‘Serious’ child sexual exploitation ‘failures’ by Oldham Council and Greater Manchester Police, report finds

The report highlights failings by police and local councils in Oldham to protect vulnerable children from sexual exploitation

Vulnerable children were left exposed to sexual exploitation and grooming in Oldham due to “serious failings” by the police and local councils, a major report has found.

The report looked into the alleged grooming of children in council homes, shisha bars and by taxi drivers in the town and concluded there was no evidence of a cover up or “widespread” child sex abuse in those settings.

It said there were multiple missed opportunities to prevent abuse dating back to 2005, including offences committed by a council welfare officer who was later convicted of 30 rapes.

Children were exposed to sexual exploitation and grooming in Oldham due to “failings” by police and local councils (Photo: Shutterstock)

What did the report say?

Despite “legitimate concerns” of police and the council in Oldham of the far right capitalising on the issue of grooming by predominantly Pakistani men, the authorities in the town did not shy away from tackling the issue, the report said.

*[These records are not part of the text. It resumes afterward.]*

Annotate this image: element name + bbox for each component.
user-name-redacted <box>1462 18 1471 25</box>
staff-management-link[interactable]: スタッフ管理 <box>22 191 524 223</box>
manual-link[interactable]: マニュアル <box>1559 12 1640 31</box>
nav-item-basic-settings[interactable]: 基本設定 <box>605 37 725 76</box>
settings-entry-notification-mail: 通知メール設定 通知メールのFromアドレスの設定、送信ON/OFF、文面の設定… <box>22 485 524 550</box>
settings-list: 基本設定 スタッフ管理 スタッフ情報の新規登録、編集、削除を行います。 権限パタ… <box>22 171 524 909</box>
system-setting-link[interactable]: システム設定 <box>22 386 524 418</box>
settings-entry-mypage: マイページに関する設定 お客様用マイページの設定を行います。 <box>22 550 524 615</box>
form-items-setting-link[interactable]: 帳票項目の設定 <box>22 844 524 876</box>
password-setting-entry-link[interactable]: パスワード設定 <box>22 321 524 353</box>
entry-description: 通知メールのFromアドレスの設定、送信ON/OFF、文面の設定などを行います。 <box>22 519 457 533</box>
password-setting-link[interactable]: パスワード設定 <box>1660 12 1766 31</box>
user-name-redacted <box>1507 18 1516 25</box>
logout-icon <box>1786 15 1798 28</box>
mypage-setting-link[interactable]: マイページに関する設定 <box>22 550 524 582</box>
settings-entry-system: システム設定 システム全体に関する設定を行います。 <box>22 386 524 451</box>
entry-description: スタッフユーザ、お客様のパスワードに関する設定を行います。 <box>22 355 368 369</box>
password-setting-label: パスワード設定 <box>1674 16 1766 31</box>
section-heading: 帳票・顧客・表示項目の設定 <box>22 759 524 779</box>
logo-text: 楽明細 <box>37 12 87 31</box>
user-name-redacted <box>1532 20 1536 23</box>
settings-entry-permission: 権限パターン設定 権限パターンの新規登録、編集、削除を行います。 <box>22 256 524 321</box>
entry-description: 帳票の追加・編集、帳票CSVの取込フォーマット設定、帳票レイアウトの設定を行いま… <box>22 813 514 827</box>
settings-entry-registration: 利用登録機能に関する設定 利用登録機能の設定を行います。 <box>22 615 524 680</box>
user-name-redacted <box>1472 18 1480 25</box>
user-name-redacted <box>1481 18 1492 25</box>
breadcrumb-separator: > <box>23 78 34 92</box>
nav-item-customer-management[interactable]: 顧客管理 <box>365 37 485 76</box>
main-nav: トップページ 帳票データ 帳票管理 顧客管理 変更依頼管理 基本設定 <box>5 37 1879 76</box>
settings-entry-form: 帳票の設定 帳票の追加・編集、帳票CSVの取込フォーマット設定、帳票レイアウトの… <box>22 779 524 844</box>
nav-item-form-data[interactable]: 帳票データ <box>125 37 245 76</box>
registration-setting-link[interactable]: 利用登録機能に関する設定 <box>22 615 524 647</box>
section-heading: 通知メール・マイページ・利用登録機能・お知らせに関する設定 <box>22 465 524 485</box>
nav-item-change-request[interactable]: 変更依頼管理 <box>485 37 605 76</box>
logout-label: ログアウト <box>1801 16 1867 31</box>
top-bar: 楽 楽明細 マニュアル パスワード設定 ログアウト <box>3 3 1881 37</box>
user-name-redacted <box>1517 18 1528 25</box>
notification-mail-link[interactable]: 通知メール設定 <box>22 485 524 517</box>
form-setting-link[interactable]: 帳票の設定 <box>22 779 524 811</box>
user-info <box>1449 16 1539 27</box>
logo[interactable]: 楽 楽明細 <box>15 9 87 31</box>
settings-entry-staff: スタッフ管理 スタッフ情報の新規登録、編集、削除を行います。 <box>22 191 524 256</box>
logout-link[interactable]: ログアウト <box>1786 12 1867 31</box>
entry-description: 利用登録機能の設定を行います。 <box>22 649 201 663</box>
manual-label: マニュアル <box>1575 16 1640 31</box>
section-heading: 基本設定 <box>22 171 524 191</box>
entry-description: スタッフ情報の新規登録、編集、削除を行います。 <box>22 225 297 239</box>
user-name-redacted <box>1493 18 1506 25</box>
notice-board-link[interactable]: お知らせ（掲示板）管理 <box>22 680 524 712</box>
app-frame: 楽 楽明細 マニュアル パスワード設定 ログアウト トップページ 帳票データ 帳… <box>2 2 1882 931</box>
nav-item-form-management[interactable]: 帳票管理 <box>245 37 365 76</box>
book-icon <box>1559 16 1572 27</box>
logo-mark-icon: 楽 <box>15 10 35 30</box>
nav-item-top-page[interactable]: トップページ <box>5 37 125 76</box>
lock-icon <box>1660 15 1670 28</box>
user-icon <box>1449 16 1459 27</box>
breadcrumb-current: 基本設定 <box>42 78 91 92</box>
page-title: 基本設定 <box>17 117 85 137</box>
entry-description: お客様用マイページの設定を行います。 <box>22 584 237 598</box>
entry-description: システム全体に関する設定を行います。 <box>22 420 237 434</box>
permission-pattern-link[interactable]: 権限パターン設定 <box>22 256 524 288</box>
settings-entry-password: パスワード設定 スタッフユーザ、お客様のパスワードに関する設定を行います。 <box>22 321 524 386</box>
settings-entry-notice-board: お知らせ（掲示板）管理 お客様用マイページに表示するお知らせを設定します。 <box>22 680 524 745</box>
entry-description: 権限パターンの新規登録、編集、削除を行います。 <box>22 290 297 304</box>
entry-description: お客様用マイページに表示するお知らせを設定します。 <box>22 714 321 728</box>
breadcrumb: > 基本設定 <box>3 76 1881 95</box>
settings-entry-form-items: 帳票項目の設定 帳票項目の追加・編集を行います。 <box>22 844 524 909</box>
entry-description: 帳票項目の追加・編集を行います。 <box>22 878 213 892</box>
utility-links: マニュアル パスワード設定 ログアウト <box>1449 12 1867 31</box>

However, the authorities did fail some children, notably citing the case of one girl identified only as “Sophie”, who was abused aged just 12, after “significant opportunities missed” to protect her.

Sophie went to Oldham police station to report being raped by an Asian man in October 2006 and was told to come back when she was “not drunk”.

She was instead taken from the police station in a car and was raped in the vehicle, before being taken to a house and raped multiple times by five different men.

The 202-page report, authored by Malcolm Newsam, a renowned child care expert, and Gary Ridgeway, a former detective superintendent with Cambridgeshire Police, also details how Shabir Ahmed, the ring-leader of a notorious grooming gang in Rochdale, was employed by Oldham Council as a welfare rights officer and seconded to the Oldham Pakistani Community Centre.

Despite multiple concerns being raised about him and his arrest for the sexual assault of children, police failed to tell his employers.

“If this had happened, it may have potentially avoided the tragic abuse of other children…” the report states, citing “serious multiple failures” by both GMP and the local authority.


Ahmed, identified only as “Offender A” in the report, is now serving a 22 year jail sentence.

The report said both Oldham Council and Greater Manchester Police (GMP) should apologise for their failings after being “more concerned about covering up their failures” than acknowledging they failed to take action.

‘Victims were let down’

The report on Oldham follows an earlier damning report, centred on grooming gangs in Manchester, which said victims had been failed by police and local authorities in the city.

Maggie Oliver, former GMP detective who turned whistleblower, said: “Another day, yet another report about the failures of a police force to protect the most vulnerable in our society, even when there is irrefutable evidence to prosecute offenders and safeguard children.


“This report yet again clearly evidences catastrophic failings by the force and their repeated attempts to cover up and hide these failings both from the victims and from the public they serve, and that is extremely worrying.”

Andy Burnham, Mayor of Greater Manchester, added: “This report continues the process of shining a spotlight on past failures in Greater Manchester. There were serious failings and victims were let down, particularly Sophie.

“Whilst there was no evidence of a cover-up, we must not flinch from acknowledging shortcomings.”

A criminal investigation has been reopened in Manchester and police watchdogs called in to investigate former senior GMP officers following the grooming report on the city published in January 2020. Both probes are still ongoing.

Mr Burnham, chief constable of GMP Stephen Watson and the report authors will hold a press conference later today on publication of the report.